Diyarbakır Özgür-Der haftalık Salı Sohbetlerinin bu haftaki konuğu Araştırmacı-Yazar Ramazan Kayan oldu.
“Hayatı Ramazan Bilmek” konulu seminer Özgür-Der Konferans Salonunda gerçekleştirildi.
Recep Doğru’nun sunuculuğunu yaptığı program, Nureddin Yargıcı'nın Kur’an tilaveti ile başladı.
Programa katılımcıları selamlayarak başlayan Ramazan Kayan, pandemi gibi zor bir süreci büyük oranda geride bırakmanın ve bu vesile ile bir araya gelebilmenin mutluluğunu yaşadığını, salgın sebebiyle vefat edenlere Allah’tan rahmet dilediğini ve bu pandemiden gerekli dersleri çıkarmamız gerektiğini ifade etti.
Kayan, ramazan ayının yaklaştığını, ramazan iklimine kendimizi hazırlamamız gerektiğini, ramazan ayı münasebeti ile kendimizi yeniden ele alarak, rabbimize yeniden ram olmamız gerektiğini ifade etti.
Ramazan’da rabbanileşmek
“Ancak öğretmekte olduğunuz kitaba uyup, kitabın gereğince rabbanilerden olun” ayetini hatırlatan Kayan, okumalarımızın, tefsirlerimizin, Kur’an merkezli tüm çalışmalarımızın rabbanileşmemizi sağlayıp sağlamadığı konusunda kendimizi gözden geçirmemiz gerektiğini ifade etti.
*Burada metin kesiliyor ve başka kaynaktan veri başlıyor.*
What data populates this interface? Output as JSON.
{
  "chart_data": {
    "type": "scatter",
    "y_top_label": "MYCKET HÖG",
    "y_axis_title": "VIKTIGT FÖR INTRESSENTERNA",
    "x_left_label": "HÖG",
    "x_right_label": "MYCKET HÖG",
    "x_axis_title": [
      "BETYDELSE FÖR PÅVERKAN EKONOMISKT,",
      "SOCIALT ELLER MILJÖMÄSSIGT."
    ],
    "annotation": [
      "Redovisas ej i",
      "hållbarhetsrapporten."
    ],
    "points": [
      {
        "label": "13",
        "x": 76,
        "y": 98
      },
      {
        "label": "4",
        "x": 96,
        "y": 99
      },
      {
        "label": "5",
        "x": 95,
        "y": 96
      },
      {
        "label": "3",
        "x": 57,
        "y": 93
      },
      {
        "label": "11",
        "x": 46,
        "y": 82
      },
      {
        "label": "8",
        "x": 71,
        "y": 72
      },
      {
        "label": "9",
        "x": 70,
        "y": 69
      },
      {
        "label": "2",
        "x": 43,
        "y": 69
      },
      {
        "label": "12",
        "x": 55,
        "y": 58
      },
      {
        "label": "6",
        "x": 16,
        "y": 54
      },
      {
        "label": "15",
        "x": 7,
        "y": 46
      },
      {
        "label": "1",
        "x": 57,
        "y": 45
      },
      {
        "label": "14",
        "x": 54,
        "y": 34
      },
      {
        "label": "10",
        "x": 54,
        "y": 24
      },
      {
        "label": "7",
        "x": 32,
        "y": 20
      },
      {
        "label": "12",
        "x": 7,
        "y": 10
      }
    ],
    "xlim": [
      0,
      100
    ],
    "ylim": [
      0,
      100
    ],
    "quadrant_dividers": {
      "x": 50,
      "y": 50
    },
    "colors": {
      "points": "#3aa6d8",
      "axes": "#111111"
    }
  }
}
Kayan konuşmasını şöyle sürdürdü:
“Rab kelimesinin anlam sahası oldukça geniş ve ramazan ayına da girerken “rab” kelimesinin anlamını iyice idrak etmemiz lazım. 'Terbiye edici' anlamına gelen rab kelimesinin neresindeyiz? Allah Resulünün ifade ettiği 'Beni rabbim terbiye etti, ne güzel terbiye etti' hadisi bağlamında bizler rabbimizin bizden istediği terbiyenin neresindeyiz, bunun üzerine düşünmemiz lazım.
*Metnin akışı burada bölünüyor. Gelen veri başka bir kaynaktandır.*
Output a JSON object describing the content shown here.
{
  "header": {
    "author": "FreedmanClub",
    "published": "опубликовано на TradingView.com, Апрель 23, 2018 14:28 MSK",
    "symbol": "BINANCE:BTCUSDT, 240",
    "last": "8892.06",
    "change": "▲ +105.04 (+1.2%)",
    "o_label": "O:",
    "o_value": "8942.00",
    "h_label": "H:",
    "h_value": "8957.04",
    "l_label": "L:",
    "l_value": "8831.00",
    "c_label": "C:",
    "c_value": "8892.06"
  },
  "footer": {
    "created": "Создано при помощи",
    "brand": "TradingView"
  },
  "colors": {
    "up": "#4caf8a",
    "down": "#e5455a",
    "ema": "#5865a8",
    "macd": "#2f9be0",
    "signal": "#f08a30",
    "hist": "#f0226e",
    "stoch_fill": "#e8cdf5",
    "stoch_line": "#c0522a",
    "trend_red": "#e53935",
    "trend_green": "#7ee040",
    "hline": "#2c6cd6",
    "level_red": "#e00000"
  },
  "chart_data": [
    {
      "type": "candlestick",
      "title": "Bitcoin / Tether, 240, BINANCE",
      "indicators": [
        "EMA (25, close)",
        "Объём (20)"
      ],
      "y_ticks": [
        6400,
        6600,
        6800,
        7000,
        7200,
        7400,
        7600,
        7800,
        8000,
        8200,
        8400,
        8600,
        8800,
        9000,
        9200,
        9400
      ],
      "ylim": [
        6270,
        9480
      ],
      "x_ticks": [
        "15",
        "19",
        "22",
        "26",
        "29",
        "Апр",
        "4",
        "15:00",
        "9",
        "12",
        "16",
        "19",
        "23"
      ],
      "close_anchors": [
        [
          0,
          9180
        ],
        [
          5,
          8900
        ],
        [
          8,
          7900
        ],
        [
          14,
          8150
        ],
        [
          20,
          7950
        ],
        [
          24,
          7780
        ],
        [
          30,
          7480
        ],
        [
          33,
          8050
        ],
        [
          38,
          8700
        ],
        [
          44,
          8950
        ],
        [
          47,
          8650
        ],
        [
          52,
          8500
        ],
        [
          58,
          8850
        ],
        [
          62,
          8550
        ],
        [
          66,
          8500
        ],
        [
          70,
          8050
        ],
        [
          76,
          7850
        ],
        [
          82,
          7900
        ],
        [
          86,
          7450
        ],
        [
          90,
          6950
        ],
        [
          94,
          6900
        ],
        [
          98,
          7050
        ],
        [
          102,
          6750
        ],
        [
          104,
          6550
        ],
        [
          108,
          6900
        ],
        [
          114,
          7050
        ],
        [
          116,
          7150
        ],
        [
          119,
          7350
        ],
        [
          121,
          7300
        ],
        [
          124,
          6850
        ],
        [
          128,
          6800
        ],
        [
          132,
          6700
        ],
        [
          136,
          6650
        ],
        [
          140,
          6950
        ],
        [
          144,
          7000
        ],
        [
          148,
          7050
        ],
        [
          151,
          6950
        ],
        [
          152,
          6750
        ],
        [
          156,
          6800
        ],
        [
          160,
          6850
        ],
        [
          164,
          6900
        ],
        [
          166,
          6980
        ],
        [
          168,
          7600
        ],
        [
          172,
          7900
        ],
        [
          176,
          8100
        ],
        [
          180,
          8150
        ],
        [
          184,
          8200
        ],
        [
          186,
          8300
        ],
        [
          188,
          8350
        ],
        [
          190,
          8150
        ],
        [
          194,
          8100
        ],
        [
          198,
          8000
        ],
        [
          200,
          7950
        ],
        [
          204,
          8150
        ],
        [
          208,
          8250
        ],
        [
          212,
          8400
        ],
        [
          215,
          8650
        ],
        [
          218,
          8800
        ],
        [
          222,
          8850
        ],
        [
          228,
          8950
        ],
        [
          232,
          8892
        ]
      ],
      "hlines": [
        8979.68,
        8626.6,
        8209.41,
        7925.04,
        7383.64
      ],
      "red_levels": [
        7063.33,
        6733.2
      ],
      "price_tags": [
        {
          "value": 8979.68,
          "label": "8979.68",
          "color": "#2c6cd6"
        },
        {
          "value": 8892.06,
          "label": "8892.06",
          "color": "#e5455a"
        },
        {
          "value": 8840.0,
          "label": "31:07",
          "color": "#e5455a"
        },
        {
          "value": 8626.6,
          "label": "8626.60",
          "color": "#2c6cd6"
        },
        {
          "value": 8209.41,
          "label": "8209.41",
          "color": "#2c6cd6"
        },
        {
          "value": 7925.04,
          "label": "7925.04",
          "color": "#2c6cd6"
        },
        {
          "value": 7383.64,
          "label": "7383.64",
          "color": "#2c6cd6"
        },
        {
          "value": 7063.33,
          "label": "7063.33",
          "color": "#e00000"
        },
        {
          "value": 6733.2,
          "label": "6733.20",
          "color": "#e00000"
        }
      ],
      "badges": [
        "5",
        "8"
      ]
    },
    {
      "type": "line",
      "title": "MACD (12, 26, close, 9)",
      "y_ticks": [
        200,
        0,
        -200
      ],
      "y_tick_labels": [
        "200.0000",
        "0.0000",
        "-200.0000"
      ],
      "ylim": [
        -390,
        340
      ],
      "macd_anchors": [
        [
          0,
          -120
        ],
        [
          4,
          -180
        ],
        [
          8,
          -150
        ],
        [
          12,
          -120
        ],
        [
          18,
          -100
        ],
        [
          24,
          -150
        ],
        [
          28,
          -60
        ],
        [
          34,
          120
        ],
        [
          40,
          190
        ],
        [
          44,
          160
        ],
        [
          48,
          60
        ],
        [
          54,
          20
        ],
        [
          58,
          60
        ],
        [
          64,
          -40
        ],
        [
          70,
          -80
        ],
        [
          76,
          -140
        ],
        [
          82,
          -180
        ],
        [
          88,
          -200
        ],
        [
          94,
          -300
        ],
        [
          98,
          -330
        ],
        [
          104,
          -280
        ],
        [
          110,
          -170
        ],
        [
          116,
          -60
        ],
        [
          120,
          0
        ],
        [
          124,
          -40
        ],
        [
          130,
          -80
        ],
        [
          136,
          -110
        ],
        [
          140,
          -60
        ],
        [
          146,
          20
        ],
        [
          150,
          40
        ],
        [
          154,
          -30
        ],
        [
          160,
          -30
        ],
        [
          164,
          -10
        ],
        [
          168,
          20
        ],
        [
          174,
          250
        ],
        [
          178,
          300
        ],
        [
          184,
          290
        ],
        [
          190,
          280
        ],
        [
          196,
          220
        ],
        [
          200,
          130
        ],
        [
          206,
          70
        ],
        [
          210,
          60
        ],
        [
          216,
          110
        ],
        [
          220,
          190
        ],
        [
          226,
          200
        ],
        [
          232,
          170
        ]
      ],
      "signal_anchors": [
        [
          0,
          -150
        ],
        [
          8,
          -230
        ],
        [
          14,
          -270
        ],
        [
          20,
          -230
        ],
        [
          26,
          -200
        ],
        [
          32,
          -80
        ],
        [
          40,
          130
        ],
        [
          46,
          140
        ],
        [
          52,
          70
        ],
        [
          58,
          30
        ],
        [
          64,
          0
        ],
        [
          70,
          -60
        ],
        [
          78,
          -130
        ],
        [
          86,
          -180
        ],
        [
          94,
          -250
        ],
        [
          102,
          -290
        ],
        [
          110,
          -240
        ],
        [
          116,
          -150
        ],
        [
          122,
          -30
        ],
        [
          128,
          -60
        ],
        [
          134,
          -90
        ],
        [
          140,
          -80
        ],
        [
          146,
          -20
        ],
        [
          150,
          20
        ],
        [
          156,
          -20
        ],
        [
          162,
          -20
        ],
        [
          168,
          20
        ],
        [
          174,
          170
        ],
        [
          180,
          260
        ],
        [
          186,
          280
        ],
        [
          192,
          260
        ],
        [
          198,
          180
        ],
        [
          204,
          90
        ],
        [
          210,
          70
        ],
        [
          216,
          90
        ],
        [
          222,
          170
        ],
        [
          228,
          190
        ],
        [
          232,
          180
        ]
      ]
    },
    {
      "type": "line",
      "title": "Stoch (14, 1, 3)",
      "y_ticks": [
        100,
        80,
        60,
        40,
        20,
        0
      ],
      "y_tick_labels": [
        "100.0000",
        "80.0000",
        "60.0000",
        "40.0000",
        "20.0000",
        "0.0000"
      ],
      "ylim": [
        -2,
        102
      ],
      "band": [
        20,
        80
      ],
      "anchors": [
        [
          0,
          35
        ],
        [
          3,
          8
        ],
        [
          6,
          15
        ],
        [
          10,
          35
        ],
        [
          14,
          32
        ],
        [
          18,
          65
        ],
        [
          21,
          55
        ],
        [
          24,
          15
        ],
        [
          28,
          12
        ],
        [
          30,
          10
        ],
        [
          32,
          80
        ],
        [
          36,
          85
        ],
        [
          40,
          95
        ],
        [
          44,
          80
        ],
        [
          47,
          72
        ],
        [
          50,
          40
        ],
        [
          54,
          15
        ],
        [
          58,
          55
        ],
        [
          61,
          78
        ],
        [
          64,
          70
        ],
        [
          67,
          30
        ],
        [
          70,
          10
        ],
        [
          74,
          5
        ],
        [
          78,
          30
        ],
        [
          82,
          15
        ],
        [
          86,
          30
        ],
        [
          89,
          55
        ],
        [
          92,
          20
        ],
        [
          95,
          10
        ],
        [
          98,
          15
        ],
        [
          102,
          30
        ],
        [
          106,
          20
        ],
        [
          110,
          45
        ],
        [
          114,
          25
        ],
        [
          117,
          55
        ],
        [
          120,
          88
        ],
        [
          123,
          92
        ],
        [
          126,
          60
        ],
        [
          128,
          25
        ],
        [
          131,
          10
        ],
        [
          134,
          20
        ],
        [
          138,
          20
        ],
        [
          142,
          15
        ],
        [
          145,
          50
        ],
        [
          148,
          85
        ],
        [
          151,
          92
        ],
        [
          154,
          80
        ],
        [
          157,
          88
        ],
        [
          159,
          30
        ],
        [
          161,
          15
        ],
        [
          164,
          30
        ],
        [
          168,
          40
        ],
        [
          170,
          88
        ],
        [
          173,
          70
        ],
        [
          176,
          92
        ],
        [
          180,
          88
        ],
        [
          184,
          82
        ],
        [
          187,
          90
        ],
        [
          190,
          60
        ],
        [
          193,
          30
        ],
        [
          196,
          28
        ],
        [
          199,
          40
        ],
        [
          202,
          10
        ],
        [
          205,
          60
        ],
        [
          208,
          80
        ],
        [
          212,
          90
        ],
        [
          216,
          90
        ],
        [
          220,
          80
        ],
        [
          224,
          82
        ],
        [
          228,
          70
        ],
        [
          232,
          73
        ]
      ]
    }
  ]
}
Bizlerin bilgiye ulaşma veya bizzat bilgi konusunda hiçbir sorunu yok. Ancak bilginin bizi ne ölçüde terbiye ettiği hususu üzerinde durup düşünmek lazım. Ticaretten, siyasi analizlerimize varana kadar tüm ilişkilerimizde Kur'an ve Sünnetin terbiyesinden geçtik mi?”
Terbiye edilmemiş bir kişi şahsiyet kazanamaz
Ramazan ayına yaklaşırken rabbimizin terbiye nizamını oturtmamız gerektiğini ifade eden Kayan, Peygamber efendimizin ashabını bilgiye maruz bırakarak yetiştirmediğini, İslam’ın terbiye boyutunu aktararak, İslam terbiyesi ile yetiştirdiğini ifade etti.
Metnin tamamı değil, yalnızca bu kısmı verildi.